Es importante ver cómo los dos mundos comunican y “hablan” de la presencia creadora y salvadora de Dios. El Creador, que todo lo sostiene con su acción providente, lleva la creación hacia su plenitud, hacia la comunión con Dios mismo. Y aquí se revela la novedad radical de la fe cristiana: el nexo en el cual se hace posible la comunicación plena entre el mundo creado y el mundo divino, entre creatura y Creador, es el Hijo del Padre que se hizo hombre. Es en Jesucristo donde todo encuentra su plenitud, porque “en Él fueron creadas todas las cosas, (…) todo fue creado por Él y para Él. (…) En Él quiso Dios que residiera toda la plenitud. Y por él y para él quiso reconciliar todas las cosas, | las del cielo y las de la tierra, | haciendo la paz por la sangre de su cruz.” (Col 1, 16-20).

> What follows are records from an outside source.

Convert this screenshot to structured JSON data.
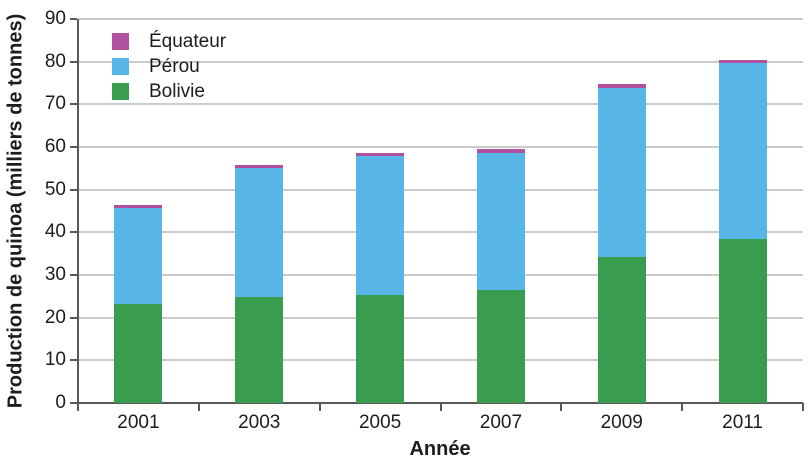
{
  "chart_data": {
    "type": "bar",
    "stacked": true,
    "title": "",
    "xlabel": "Année",
    "ylabel": "Production de quinoa (milliers de tonnes)",
    "categories": [
      "2001",
      "2003",
      "2005",
      "2007",
      "2009",
      "2011"
    ],
    "series": [
      {
        "name": "Bolivie",
        "color": "#3a9c4e",
        "values": [
          23.3,
          24.9,
          25.4,
          26.5,
          34.2,
          38.4
        ]
      },
      {
        "name": "Pérou",
        "color": "#57b5e7",
        "values": [
          22.3,
          30.2,
          32.5,
          32.2,
          39.7,
          41.2
        ]
      },
      {
        "name": "Équateur",
        "color": "#b1509e",
        "values": [
          0.7,
          0.6,
          0.7,
          0.8,
          0.9,
          0.8
        ]
      }
    ],
    "stack_totals": [
      46.3,
      55.7,
      58.6,
      59.5,
      74.8,
      80.4
    ],
    "y_ticks": [
      0,
      10,
      20,
      30,
      40,
      50,
      60,
      70,
      80,
      90
    ],
    "ylim": [
      0,
      90
    ],
    "grid": true,
    "legend": {
      "position": "top-left",
      "order": [
        "Équateur",
        "Pérou",
        "Bolivie"
      ]
    },
    "colors": {
      "grid": "#cbcbcb",
      "axis": "#58585b",
      "text": "#1d1d1b",
      "background": "#ffffff"
    }
  }
}
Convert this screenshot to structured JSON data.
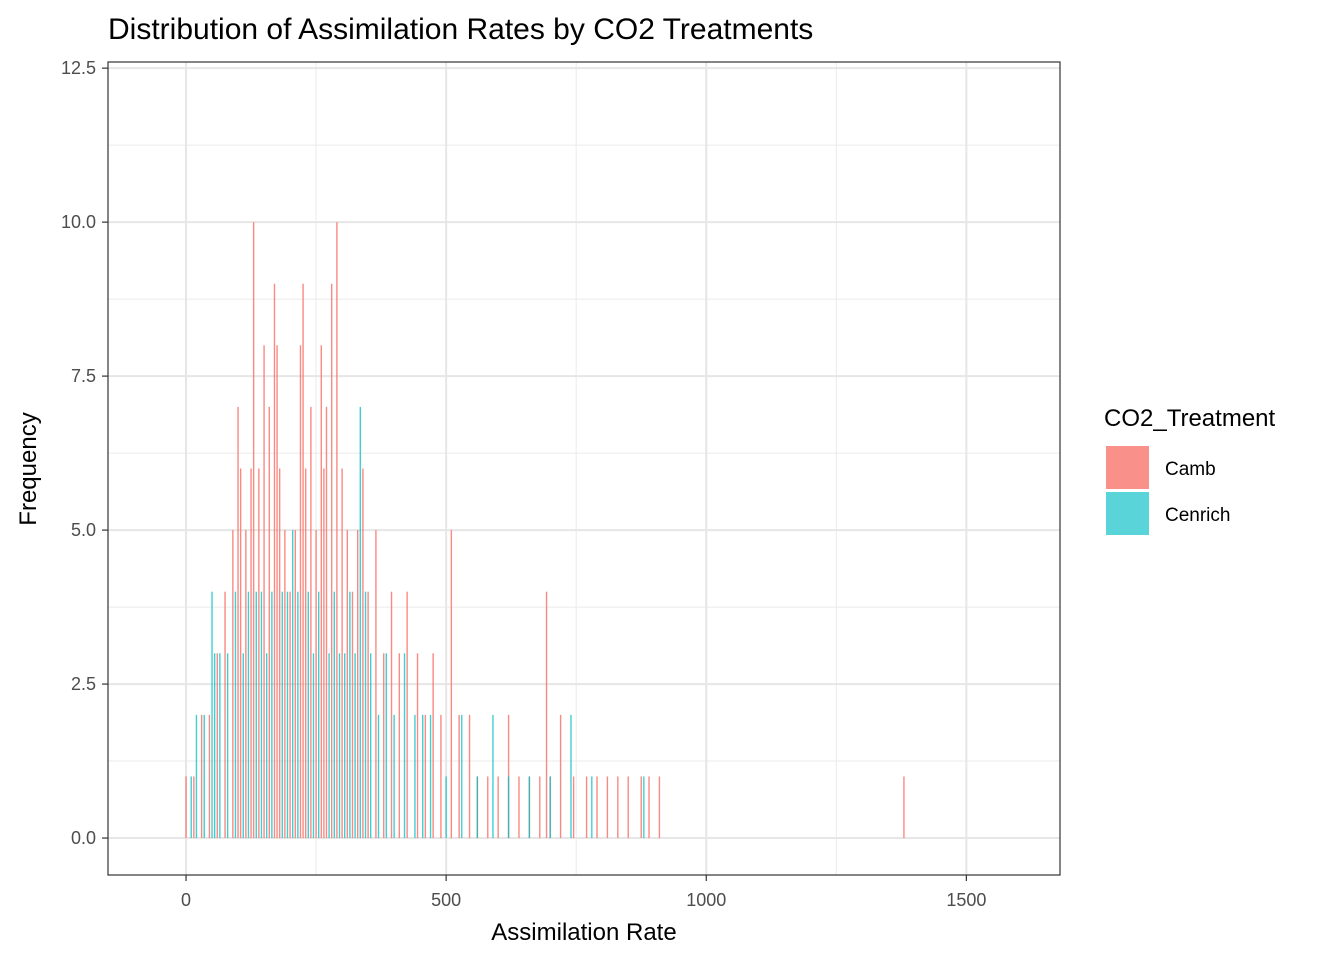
{
  "chart_data": {
    "type": "bar",
    "title": "Distribution of Assimilation Rates by CO2 Treatments",
    "xlabel": "Assimilation Rate",
    "ylabel": "Frequency",
    "xlim": [
      -150,
      1680
    ],
    "ylim": [
      -0.6,
      12.6
    ],
    "x_ticks": [
      0,
      500,
      1000,
      1500
    ],
    "x_tick_labels": [
      "0",
      "500",
      "1000",
      "1500"
    ],
    "y_ticks": [
      0,
      2.5,
      5,
      7.5,
      10,
      12.5
    ],
    "y_tick_labels": [
      "0.0",
      "2.5",
      "5.0",
      "7.5",
      "10.0",
      "12.5"
    ],
    "grid": true,
    "legend": {
      "title": "CO2_Treatment",
      "position": "right",
      "entries": [
        "Camb",
        "Cenrich"
      ]
    },
    "colors": {
      "Camb": "#F8766D",
      "Cenrich": "#00BFC4"
    },
    "series": [
      {
        "name": "Camb",
        "x": [
          0,
          15,
          30,
          45,
          60,
          75,
          90,
          100,
          105,
          115,
          125,
          130,
          140,
          150,
          160,
          170,
          175,
          180,
          190,
          200,
          210,
          220,
          225,
          230,
          240,
          250,
          260,
          265,
          270,
          280,
          290,
          300,
          310,
          320,
          330,
          340,
          350,
          365,
          380,
          395,
          410,
          425,
          445,
          460,
          475,
          490,
          510,
          525,
          545,
          560,
          580,
          600,
          620,
          640,
          660,
          680,
          693,
          700,
          720,
          745,
          770,
          790,
          810,
          830,
          850,
          875,
          890,
          910,
          1380
        ],
        "values": [
          1,
          1,
          2,
          2,
          3,
          4,
          5,
          7,
          6,
          5,
          6,
          10,
          6,
          8,
          7,
          9,
          8,
          6,
          5,
          4,
          5,
          8,
          9,
          6,
          7,
          5,
          8,
          6,
          7,
          9,
          10,
          6,
          5,
          4,
          5,
          6,
          4,
          5,
          3,
          4,
          3,
          4,
          3,
          2,
          3,
          2,
          5,
          2,
          2,
          1,
          1,
          1,
          2,
          1,
          1,
          1,
          4,
          1,
          2,
          1,
          1,
          1,
          1,
          1,
          1,
          1,
          1,
          1,
          1
        ]
      },
      {
        "name": "Cenrich",
        "x": [
          10,
          20,
          35,
          50,
          55,
          65,
          80,
          95,
          110,
          120,
          135,
          145,
          155,
          165,
          185,
          195,
          205,
          215,
          235,
          245,
          255,
          275,
          285,
          295,
          305,
          315,
          325,
          335,
          345,
          355,
          370,
          385,
          400,
          420,
          440,
          455,
          470,
          500,
          530,
          560,
          590,
          620,
          660,
          700,
          740,
          780,
          880
        ],
        "values": [
          1,
          2,
          2,
          4,
          3,
          3,
          3,
          4,
          3,
          4,
          4,
          4,
          3,
          4,
          4,
          4,
          5,
          4,
          4,
          3,
          4,
          3,
          4,
          3,
          3,
          4,
          3,
          7,
          4,
          3,
          2,
          3,
          2,
          3,
          2,
          2,
          2,
          1,
          2,
          1,
          2,
          1,
          1,
          1,
          2,
          1,
          1
        ]
      }
    ]
  }
}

Y esta comunión, llevada a cabo a través de la acción salvadora de Dios, es cantada y celebrada en la acción de gracias del Pueblo de Dios en la liturgia, de la cual la iconografía es parte esencial. Porque la iconografía tiene sentido sólo en cuanto expresión de la fe viva de la Iglesia, celebrada en el culto. Las imágenes no se limitan a “ilustrar” el misterio de la historia sagrada, como un apéndice didáctico, sino que, gracias a su lenguaje proprio de expresión, desvelan su mensaje siempre en el contexto de la celebración litúrgica. Introducen en la celebración litúrgica, iluminan con luz propia el misterio celebrado y nos ponen en la presencia de Dios, disponiéndonos a la acción regeneradora de Cristo en nuestro vivir cotidiano.
Nota * : Esta intuición es propia no solo de los cristianos, sino que es común a todas las grandes culturas tradicionales. Ver CHAMPEAUX-STERCKS, Simboli del medioevo, Jaca Book, Milán, 1988. M. G. MUZJ, Visione e presenza, Milán, Matriona, 1995.